Student Excellence Award Finalist: Binary quantum dot arrays: A plasma-based deterministic approach

Fabrication of size-uniform, compositionally controlled binary quantum dot (QD) [1] arrays is of great interest to the multidisciplinary research community. The increasing number of QD applications in fields ranging from biology to optoelectronics - each with precise structural requirements, necessitates that a more rigorous approach to fabrication be adopted. Conventional fabrication techniques are unable to cope with the myriad requirements for highly tailored QDs.
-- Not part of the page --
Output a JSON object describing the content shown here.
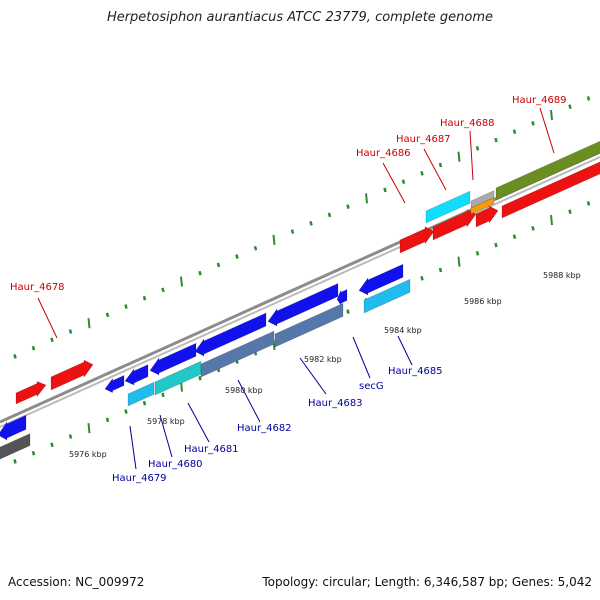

In this paper, emphasis is placed on plasma-related effects such as substrate heating, surface activation energy and the benefits of low-temperature growth offered by thermally non-equilibrium, low-temperature plasma routes. The competitive edge in using plasmas as versatile nanofabrication tools is examined via a comprehensive analysis of available experimental results and numerical simulation of the deterministic plasma-assisted nanofabrication of compositionally controlled, size-uniform QD arrays. The commercial potential of a plasma-based approach compared to common fabrication techniques such as thermal chemical vapor deposition (CVD) and molecular beam epitaxy (MBE) is explored, as is the application of plasma grown QDs in novel biosensors and third generation solar cells. [1] A. E. Rider et al, J. Appl. Phys. 101, 044306 (2007); I. Levchenko, A. E. Rider, K. Ostrikov, Appl. Phys. Lett. 90, 193110 (2007).